Our group's focus is on the design of interconnection networks used for server and clustering networks, both for high-performance-computing and for commercial environments. The increasing degree of parallelism at all hardware levels, from processor to server and data center, is leading to architectures that are increasingly network-centric. Building on our group's extensive experience in designing and implementing packet switch chips, most notably the former line of IBM PowerPRS Packet Routing Switches [1], our mission is to develop high-performance interconnect fabrics with cost-effective, scalable architectures and technology for IBM's high-end server products. Results on optimizing this architecture for HPC (high-performance computer) interconnection networks have been published in [2]. Our expertise covers flow control, queuing and scheduling, performance analysis (by simulation as well as analytically), congestion control, logic design and fabric system design.

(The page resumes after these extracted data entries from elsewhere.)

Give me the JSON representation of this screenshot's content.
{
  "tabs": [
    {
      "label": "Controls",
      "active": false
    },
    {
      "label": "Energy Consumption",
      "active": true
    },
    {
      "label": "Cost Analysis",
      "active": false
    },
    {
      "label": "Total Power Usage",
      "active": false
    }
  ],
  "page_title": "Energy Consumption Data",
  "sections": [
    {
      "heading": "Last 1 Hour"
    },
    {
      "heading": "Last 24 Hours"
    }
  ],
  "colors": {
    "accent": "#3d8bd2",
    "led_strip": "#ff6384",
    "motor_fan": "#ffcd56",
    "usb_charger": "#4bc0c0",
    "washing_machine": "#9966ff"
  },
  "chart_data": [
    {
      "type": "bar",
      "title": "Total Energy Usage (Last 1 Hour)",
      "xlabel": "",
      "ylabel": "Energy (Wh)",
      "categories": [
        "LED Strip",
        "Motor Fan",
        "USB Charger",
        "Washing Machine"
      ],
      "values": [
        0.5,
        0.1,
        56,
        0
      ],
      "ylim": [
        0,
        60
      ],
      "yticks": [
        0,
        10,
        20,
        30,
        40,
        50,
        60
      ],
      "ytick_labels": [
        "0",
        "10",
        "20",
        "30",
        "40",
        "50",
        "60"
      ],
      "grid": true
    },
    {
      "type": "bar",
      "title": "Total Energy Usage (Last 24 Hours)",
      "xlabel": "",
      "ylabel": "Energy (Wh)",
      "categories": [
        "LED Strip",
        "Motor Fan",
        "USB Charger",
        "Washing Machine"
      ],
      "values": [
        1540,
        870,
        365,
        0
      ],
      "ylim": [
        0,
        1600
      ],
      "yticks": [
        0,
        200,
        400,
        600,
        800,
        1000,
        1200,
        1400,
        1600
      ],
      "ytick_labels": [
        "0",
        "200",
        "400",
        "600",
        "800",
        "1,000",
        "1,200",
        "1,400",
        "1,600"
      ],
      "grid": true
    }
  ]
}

In a joint project with Corning Inc., we have advanced the state of the art in optical switch technology for future high-end HPC systems. As these switches will be bufferless for the foreseeable future, they require a centralized arbiter to resolve contention. Our main contribution is a novel, highly distributed and highly scalable scheduler architecture, which achieves low latency, high throughput, and supports multicast communication. We have designed and implemented this architecture for a 64-port optical switch technology demonstrator with a line rate of 40 Gb/s per port [3].

Data centers are a significant area of growth for IBM's business. A key challenge faced by data-center interconnection networks is scalability. In such networks, link-level flow control and congestion management are instrumental in meeting reliability, performance, and cost targets. Congestion management is required to prevent severe congestion in the form of saturation trees from causing catastrophic performance collapse. We have performed an extensive evaluation of the Congestion Control Annex proposed for the InfiniBand networking technology, demonstrating how the congestion management parameters should be set depending on network size and traffic scenario [4]. Currently, we are actively contributing to the IEEE 802.1au working group, which is in the process of defining a congestion management method for Gigabit and 10-Gigabit Ethernet networks. Moreover, we have prototyped a novel Ethernet congestion management scheme that also functions on legacy networks, as it is implemented entirely in software at the network edges.

From a system perspective, evaluating the performance of a computer interconnection network is of secondary importance. The primary metric is how much faster the system can run its applications. To this end, such a performance evaluation typically involves simulating a set of benchmark applications. As this is often not a computationally feasible approach, we are also performing end-to-end evaluations of computer interconnection networks based on traces collected from actual application runs. We are also measuring traffic directly within the network switches by using monitoring capabilities built into IBM Federation switches.